At scale, the framework facilitates applications that can direct funding for conservation and restoration toward effective results. First, it reinforces the scientific basis for improving protected area networks. It offers evidence for future-proofing conservation investments and protecting Indigenous and traditional territories that overlap with resilient zones by identifying high-resilience landscapes not currently under official protection. Second, it makes restoration commitments more effective. Brazil's restoration commitments under the UN Decade on Ecosystem Restoration (12 million hectares) can benefit from concentrating initiatives on connectivity-limited landscapes, where strategic corridors significantly increase resilience compared to random planting. Finally, local communities that directly depend on ecosystem stability can use these maps to identify biodiverse refuges to protect within their territories.
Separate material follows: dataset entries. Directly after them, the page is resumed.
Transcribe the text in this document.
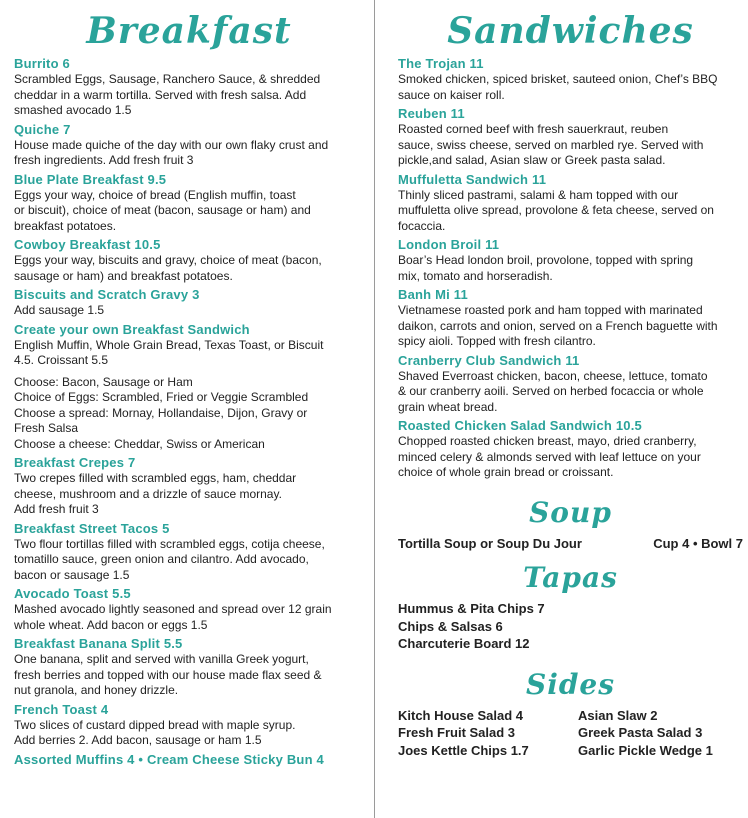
Breakfast
Burrito 6
Scrambled Eggs, Sausage, Ranchero Sauce, & shredded
cheddar in a warm tortilla. Served with fresh salsa. Add
smashed avocado 1.5
Quiche 7
House made quiche of the day with our own flaky crust and
fresh ingredients. Add fresh fruit 3
Blue Plate Breakfast 9.5
Eggs your way, choice of bread (English muffin, toast
or biscuit), choice of meat (bacon, sausage or ham) and
breakfast potatoes.
Cowboy Breakfast 10.5
Eggs your way, biscuits and gravy, choice of meat (bacon,
sausage or ham) and breakfast potatoes.
Biscuits and Scratch Gravy 3
Add sausage 1.5
Create your own Breakfast Sandwich
English Muffin, Whole Grain Bread, Texas Toast, or Biscuit
4.5. Croissant 5.5
Choose: Bacon, Sausage or Ham
Choice of Eggs: Scrambled, Fried or Veggie Scrambled
Choose a spread: Mornay, Hollandaise, Dijon, Gravy or
Fresh Salsa
Choose a cheese: Cheddar, Swiss or American
Breakfast Crepes 7
Two crepes filled with scrambled eggs, ham, cheddar
cheese, mushroom and a drizzle of sauce mornay.
Add fresh fruit 3
Breakfast Street Tacos 5
Two flour tortillas filled with scrambled eggs, cotija cheese,
tomatillo sauce, green onion and cilantro. Add avocado,
bacon or sausage 1.5
Avocado Toast 5.5
Mashed avocado lightly seasoned and spread over 12 grain
whole wheat. Add bacon or eggs 1.5
Breakfast Banana Split 5.5
One banana, split and served with vanilla Greek yogurt,
fresh berries and topped with our house made flax seed &
nut granola, and honey drizzle.
French Toast 4
Two slices of custard dipped bread with maple syrup.
Add berries 2. Add bacon, sausage or ham 1.5
Assorted Muffins 4 • Cream Cheese Sticky Bun 4
Sandwiches
The Trojan 11
Smoked chicken, spiced brisket, sauteed onion, Chef’s BBQ
sauce on kaiser roll.
Reuben 11
Roasted corned beef with fresh sauerkraut, reuben
sauce, swiss cheese, served on marbled rye. Served with
pickle,and salad, Asian slaw or Greek pasta salad.
Muffuletta Sandwich 11
Thinly sliced pastrami, salami & ham topped with our
muffuletta olive spread, provolone & feta cheese, served on
focaccia.
London Broil 11
Boar’s Head london broil, provolone, topped with spring
mix, tomato and horseradish.
Banh Mi 11
Vietnamese roasted pork and ham topped with marinated
daikon, carrots and onion, served on a French baguette with
spicy aioli. Topped with fresh cilantro.
Cranberry Club Sandwich 11
Shaved Everroast chicken, bacon, cheese, lettuce, tomato
& our cranberry aoili. Served on herbed focaccia or whole
grain wheat bread.
Roasted Chicken Salad Sandwich 10.5
Chopped roasted chicken breast, mayo, dried cranberry,
minced celery & almonds served with leaf lettuce on your
choice of whole grain bread or croissant.
Soup
Tortilla Soup or Soup Du Jour	Cup 4 • Bowl 7
Tapas
Hummus & Pita Chips 7
Chips & Salsas 6
Charcuterie Board 12
Sides
Kitch House Salad 4
Fresh Fruit Salad 3
Joes Kettle Chips 1.7
Asian Slaw 2
Greek Pasta Salad 3
Garlic Pickle Wedge 1
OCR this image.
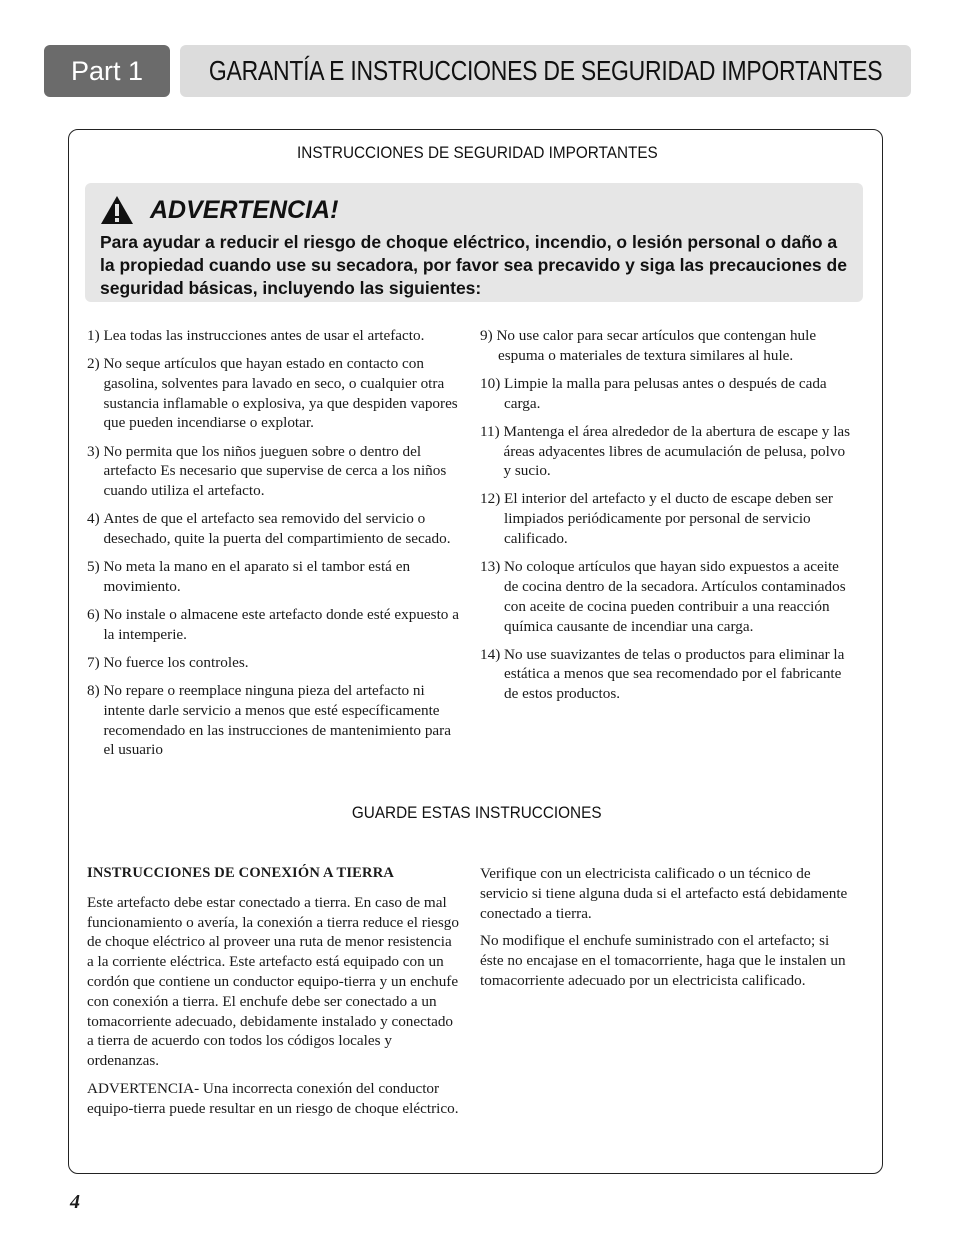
Part 1 GARANTÍA E INSTRUCCIONES DE SEGURIDAD IMPORTANTES
INSTRUCCIONES DE SEGURIDAD IMPORTANTES
ADVERTENCIA!
Para ayudar a reducir el riesgo de choque eléctrico, incendio, o lesión personal o daño a la propiedad cuando use su secadora, por favor sea precavido y siga las precauciones de seguridad básicas, incluyendo las siguientes:
1) Lea todas las instrucciones antes de usar el artefacto.
2) No seque artículos que hayan estado en contacto con gasolina, solventes para lavado en seco, o cualquier otra sustancia inflamable o explosiva, ya que despiden vapores que pueden incendiarse o explotar.
3) No permita que los niños jueguen sobre o dentro del artefacto Es necesario que supervise de cerca a los niños cuando utiliza el artefacto.
4) Antes de que el artefacto sea removido del servicio o desechado, quite la puerta del compartimiento de secado.
5) No meta la mano en el aparato si el tambor está en movimiento.
6) No instale o almacene este artefacto donde esté expuesto a la intemperie.
7) No fuerce los controles.
8) No repare o reemplace ninguna pieza del artefacto ni intente darle servicio a menos que esté específicamente recomendado en las instrucciones de mantenimiento para el usuario
9) No use calor para secar artículos que contengan hule espuma o materiales de textura similares al hule.
10) Limpie la malla para pelusas antes o después de cada carga.
11) Mantenga el área alrededor de la abertura de escape y las áreas adyacentes libres de acumulación de pelusa, polvo y sucio.
12) El interior del artefacto y el ducto de escape deben ser limpiados periódicamente por personal de servicio calificado.
13) No coloque artículos que hayan sido expuestos a aceite de cocina dentro de la secadora. Artículos contaminados con aceite de cocina pueden contribuir a una reacción química causante de incendiar una carga.
14) No use suavizantes de telas o productos para eliminar la estática a menos que sea recomendado por el fabricante de estos productos.
GUARDE ESTAS INSTRUCCIONES

INSTRUCCIONES DE CONEXIÓN A TIERRA

Este artefacto debe estar conectado a tierra. En caso de mal funcionamiento o avería, la conexión a tierra reduce el riesgo de choque eléctrico al proveer una ruta de menor resistencia a la corriente eléctrica. Este artefacto está equipado con un cordón que contiene un conductor equipo-tierra y un enchufe con conexión a tierra. El enchufe debe ser conectado a un tomacorriente adecuado, debidamente instalado y conectado a tierra de acuerdo con todos los códigos locales y ordenanzas.

ADVERTENCIA- Una incorrecta conexión del conductor equipo-tierra puede resultar en un riesgo de choque eléctrico.

Verifique con un electricista calificado o un técnico de servicio si tiene alguna duda si el artefacto está debidamente conectado a tierra.

No modifique el enchufe suministrado con el artefacto; si éste no encajase en el tomacorriente, haga que le instalen un tomacorriente adecuado por un electricista calificado.

4
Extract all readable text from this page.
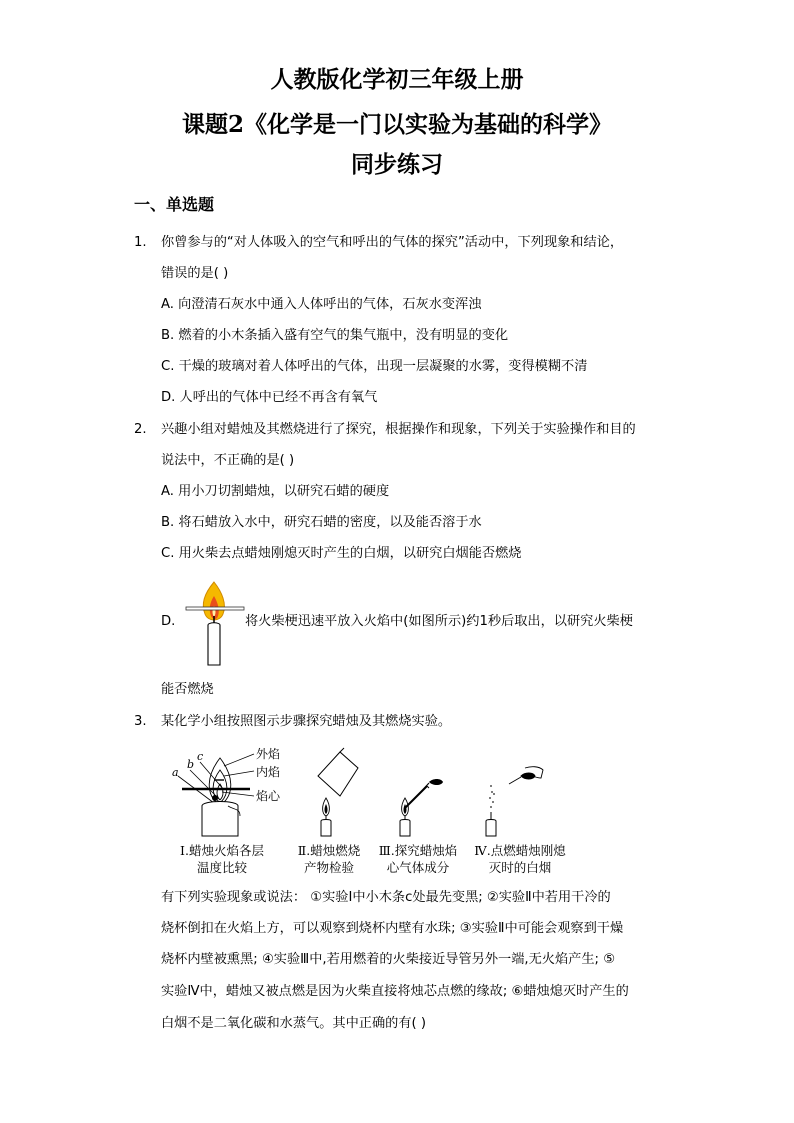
人教版化学初三年级上册
课题2《化学是一门以实验为基础的科学》
同步练习
一、单选题
1. 你曾参与的“对人体吸入的空气和呼出的气体的探究”活动中，下列现象和结论，
错误的是( )
A. 向澄清石灰水中通入人体呼出的气体，石灰水变浑浊
B. 燃着的小木条插入盛有空气的集气瓶中，没有明显的变化
C. 干燥的玻璃对着人体呼出的气体，出现一层凝聚的水雾，变得模糊不清
D. 人呼出的气体中已经不再含有氧气
2. 兴趣小组对蜡烛及其燃烧进行了探究，根据操作和现象，下列关于实验操作和目的
说法中，不正确的是( )
A. 用小刀切割蜡烛，以研究石蜡的硬度
B. 将石蜡放入水中，研究石蜡的密度，以及能否溶于水
C. 用火柴去点蜡烛刚熄灭时产生的白烟，以研究白烟能否燃烧
D.	将火柴梗迅速平放入火焰中(如图所示)约1秒后取出，以研究火柴梗
能否燃烧
3. 某化学小组按照图示步骤探究蜡烛及其燃烧实验。
a
b
c	外焰
内焰
焰心
Ⅰ.蜡烛火焰各层
温度比较
Ⅱ.蜡烛燃烧
产物检验
Ⅲ.探究蜡烛焰
心气体成分
Ⅳ.点燃蜡烛刚熄
灭时的白烟
有下列实验现象或说法： ①实验Ⅰ中小木条c处最先变黑; ②实验Ⅱ中若用干冷的
烧杯倒扣在火焰上方，可以观察到烧杯内壁有水珠; ③实验Ⅱ中可能会观察到干燥
烧杯内壁被熏黑; ④实验Ⅲ中,若用燃着的火柴接近导管另外一端,无火焰产生; ⑤
实验Ⅳ中，蜡烛又被点燃是因为火柴直接将烛芯点燃的缘故; ⑥蜡烛熄灭时产生的
白烟不是二氧化碳和水蒸气。其中正确的有( )
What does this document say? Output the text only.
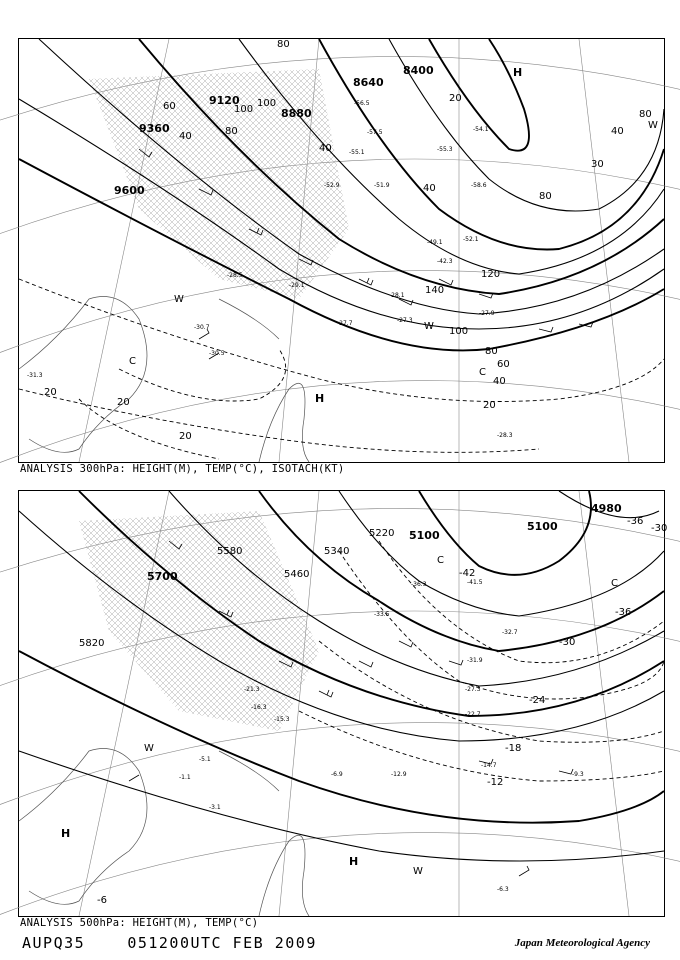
8400
8640
8880
9120
9360
9600
80
100
120
140
100
80
60
40
20
20
20
20
40
60
80
100
40
20
80
30
40
80
40
H
H
W
C
W
C
W
-55.3
-54.1
-58.6
-52.1
-49.1
-42.3
-27.9
-27.3
-28.1
-27.7
-30.7
-30.5
-28.5
-29.1
-31.3
-28.3
-56.5
-57.5
-55.1
-51.9
-52.9
ANALYSIS 300hPa: HEIGHT(M), TEMP(°C), ISOTACH(KT)
4980
5100
5100
5220
5340
5460
5580
5700
5820
-36
-42
-36
-30
-30
-24
-18
-12
-6
C
C
W
H
H
W
-41.5
-36.3
-33.5
-31.9
-32.7
-27.3
-22.7
-14.7
-9.3
-12.9
-21.3
-16.3
-15.3
-6.9
-3.1
-6.3
-1.1
-5.1
ANALYSIS 500hPa: HEIGHT(M), TEMP(°C)
AUPQ35	051200UTC FEB 2009	Japan Meteorological Agency
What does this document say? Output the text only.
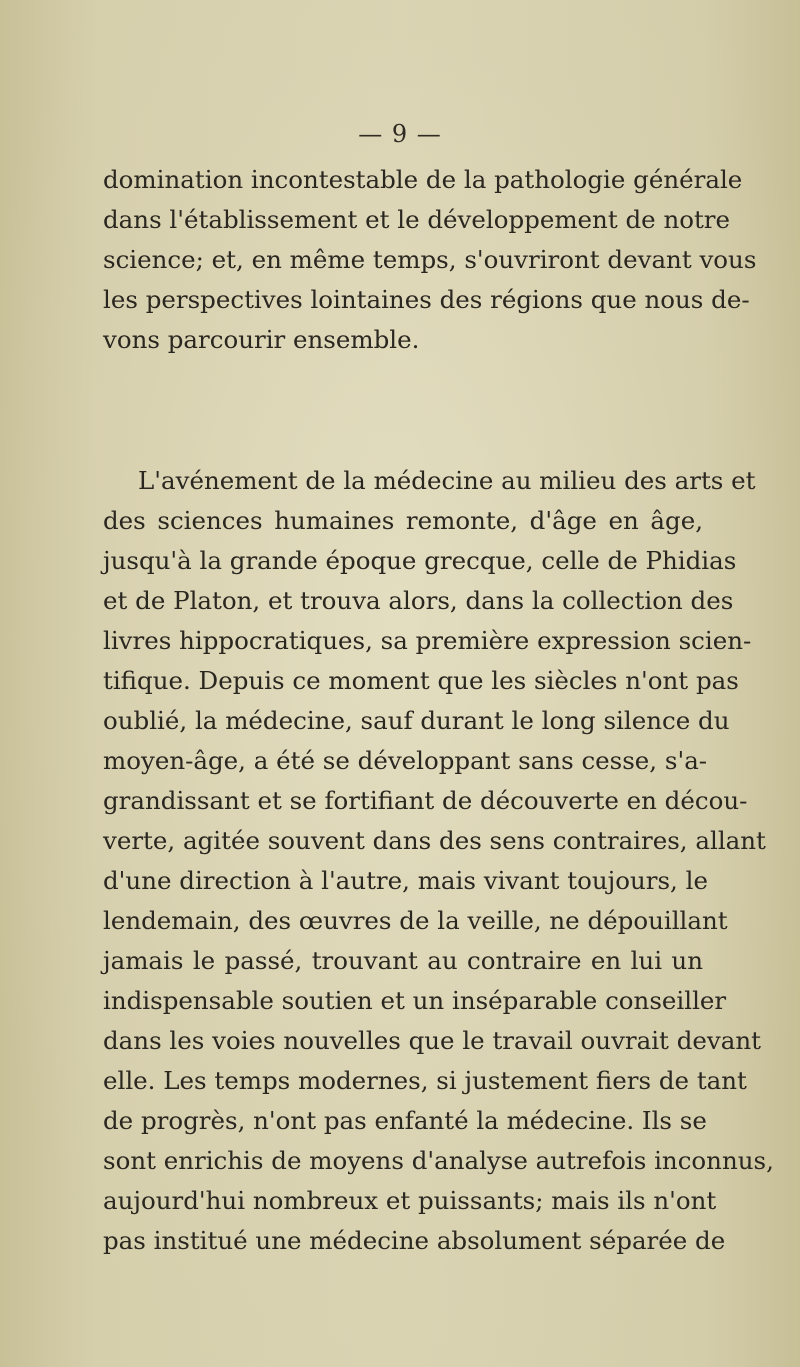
— 9 —
domination incontestable de la pathologie générale
dans l'établissement et le développement de notre
science; et, en même temps, s'ouvriront devant vous
les perspectives lointaines des régions que nous de-
vons parcourir ensemble.
L'avénement de la médecine au milieu des arts et
des sciences humaines remonte, d'âge en âge,
jusqu'à la grande époque grecque, celle de Phidias
et de Platon, et trouva alors, dans la collection des
livres hippocratiques, sa première expression scien-
tifique. Depuis ce moment que les siècles n'ont pas
oublié, la médecine, sauf durant le long silence du
moyen-âge, a été se développant sans cesse, s'a-
grandissant et se fortifiant de découverte en décou-
verte, agitée souvent dans des sens contraires, allant
d'une direction à l'autre, mais vivant toujours, le
lendemain, des œuvres de la veille, ne dépouillant
jamais le passé, trouvant au contraire en lui un
indispensable soutien et un inséparable conseiller
dans les voies nouvelles que le travail ouvrait devant
elle. Les temps modernes, si justement fiers de tant
de progrès, n'ont pas enfanté la médecine. Ils se
sont enrichis de moyens d'analyse autrefois inconnus,
aujourd'hui nombreux et puissants; mais ils n'ont
pas institué une médecine absolument séparée de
The science of planetary boundaries, specifically Biosphere Integrity and Land-System Change, is directly advanced by our research. By converting planetary thresholds into spatially explicit action zones, it offers an operational tool for identifying landscapes that are adaptable and resistant to change. We translate planetary risk assessments into planning maps by identifying landscapes with high buffering capacity and adaptive potential. Resilient landscapes possess structural conditions required to reorganize and sustain ecological function under stress. Ecosystems that regulate climate, preserve biodiversity, and support human well-being are essential to a safe operating environment for humanity. Our research provides a guide for restoring that stability. It shows where restoration can rebuild adaptive capacity, where conservation ensures long-term function, and where sustainable land use balances ecological limits and development.

We demonstrate the interdependence of planetary boundaries by bridging biodiversity science and climate adaptation. When diverse landscapes are preserved, ecosystems and human communities, such as Indigenous people who depend on intact socio-ecological systems, are more likely to adapt. Returning Earth's systems to a safe operating space requires proactive spatial planning that anticipates change rather than reacting to collapse. Our resilience framework provides this anticipatory lens. It illustrates how sustainable use balances development and ecological constraints, conservation ensures stability, and restoration rebuilds adaptive capacity. Our research turns resilience into a tool for planetary stewardship, ready for policy and offers a workable way to return Earth's systems to a more secure operating environment.